Similarly, a score of friendly countries are also financing a number of development projects accelerating the pace of economic development in Balochistan.
On the other hand, the rate of utilization of development funds is mere 11 per cent. The Governor of Balochistan, Mr. Owais Ahmed Ghani, confirmed it while talking to newsmen a few weeks back. However, the Provincial Finance Minister, Syed Ehsan Shah, told Dawn that the figures were misleading. He thought that the ratio of fund utilization might be around 20 per cent.
What are the reasons for meagre utilization of funds in Balochistan? According to independent economists, the government has kept the ADP wide open for the whole year making all the time changes, adding new schemes and dropping approved ones. To this date, the ADP is not final in Balochistan, the independent economists said.

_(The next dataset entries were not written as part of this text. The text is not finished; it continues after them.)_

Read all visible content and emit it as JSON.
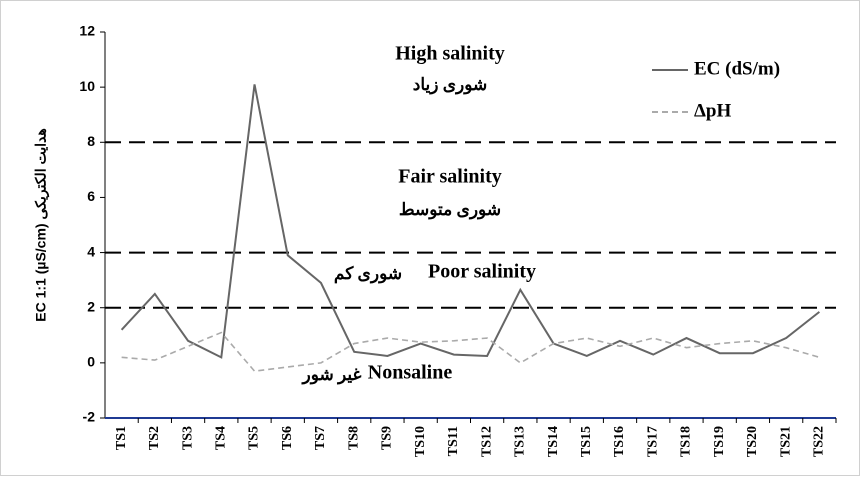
{
  "chart_data": {
    "type": "line",
    "y_label": "EC 1:1 (µS/cm)  هدایت الکتریکی",
    "categories": [
      "TS1",
      "TS2",
      "TS3",
      "TS4",
      "TS5",
      "TS6",
      "TS7",
      "TS8",
      "TS9",
      "TS10",
      "TS11",
      "TS12",
      "TS13",
      "TS14",
      "TS15",
      "TS16",
      "TS17",
      "TS18",
      "TS19",
      "TS20",
      "TS21",
      "TS22"
    ],
    "series": [
      {
        "name": "EC (dS/m)",
        "color": "#666666",
        "dashed": false,
        "values": [
          1.2,
          2.5,
          0.8,
          0.2,
          10.1,
          3.9,
          2.9,
          0.4,
          0.25,
          0.7,
          0.3,
          0.25,
          2.65,
          0.7,
          0.25,
          0.8,
          0.3,
          0.9,
          0.35,
          0.35,
          0.9,
          1.85
        ]
      },
      {
        "name": "ΔpH",
        "color": "#aaaaaa",
        "dashed": true,
        "values": [
          0.2,
          0.1,
          0.6,
          1.1,
          -0.3,
          -0.15,
          0,
          0.7,
          0.9,
          0.75,
          0.8,
          0.9,
          0,
          0.7,
          0.9,
          0.6,
          0.9,
          0.55,
          0.7,
          0.8,
          0.55,
          0.2
        ]
      }
    ],
    "reference_lines": [
      8,
      4,
      2
    ],
    "annotations": [
      "High salinity",
      "شوری زیاد",
      "Fair salinity",
      "شوری متوسط",
      "Poor salinity",
      "شوری کم",
      "Nonsaline",
      "غیر شور"
    ],
    "ylim": [
      -2,
      12
    ],
    "yticks": [
      -2,
      0,
      2,
      4,
      6,
      8,
      10,
      12
    ],
    "legend": "upper right",
    "grid": false
  }
}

In brief, the Balochistan budget proved to be a nightmare becoming a complete disaster at the end of the year. The government has increased the debt burden, unable to solve the problem of mass unemployment or poverty.

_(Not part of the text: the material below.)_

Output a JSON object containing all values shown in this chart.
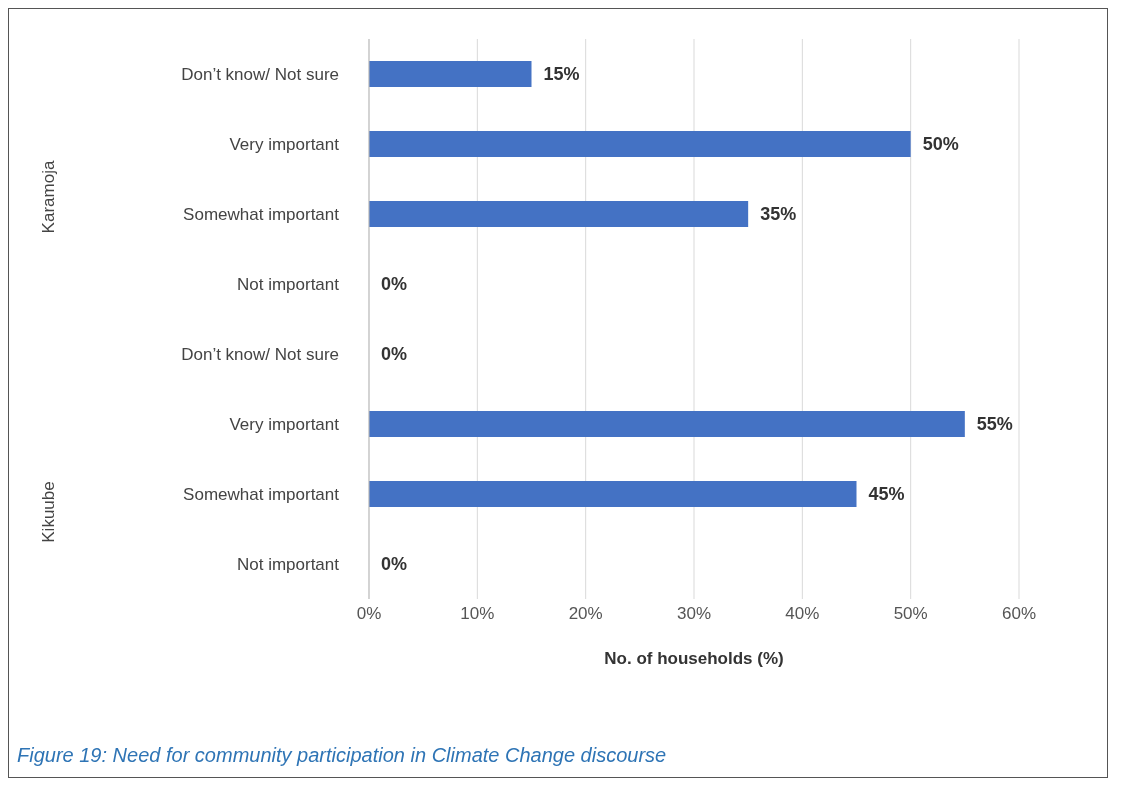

The provincial government did provide a few hundred jobs in health and education sectors.However, the prospect for the next budget are good to compensate the shortfall in inflow of resources.

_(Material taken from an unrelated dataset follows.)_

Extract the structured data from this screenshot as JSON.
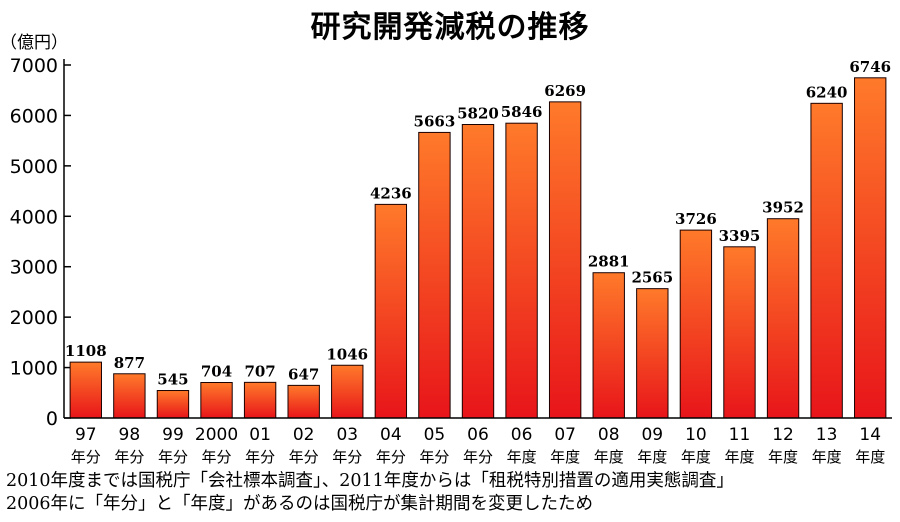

According to the projected figure, Balochistan may get around Rs 20 billion more in the next fiscal year following the announcement of the National Finance Commission Award.
There will be a substantial increase in gas development surcharge from where Balochistan would get 60 per cent and Sindh merely 40 percent, reversing the previous formula in which Sindh got more in the last budget.
There is Rs 15 billion already deposited on account of gas development surcharge. Similarly, there is expected to be a substantial increase in the share of Balochistan if the tax pool is divided in the ratio of 48:52 between the provinces and the centre.
The Provincial Finance Minister, Syed Ehsan Shah, and other financial managers of the province are making all possible efforts to get maximum resources for the province in the National Finance Commission Award.
In this connection Balochistan has presented a formula demanding that other indicators than population should also be included in the new distribution formula. It proposed that backwardness, area, poverty and revenue should also form part of the formula.
It is predicted that if the Balochistan formula is accepted then the province would get enough resources for its speedy development. However, they said that distribution of resources on only population bases would not help Balochistan to get any boost while other two small provinces would also be losers. Only Punjab will get maximum share from the federal resources.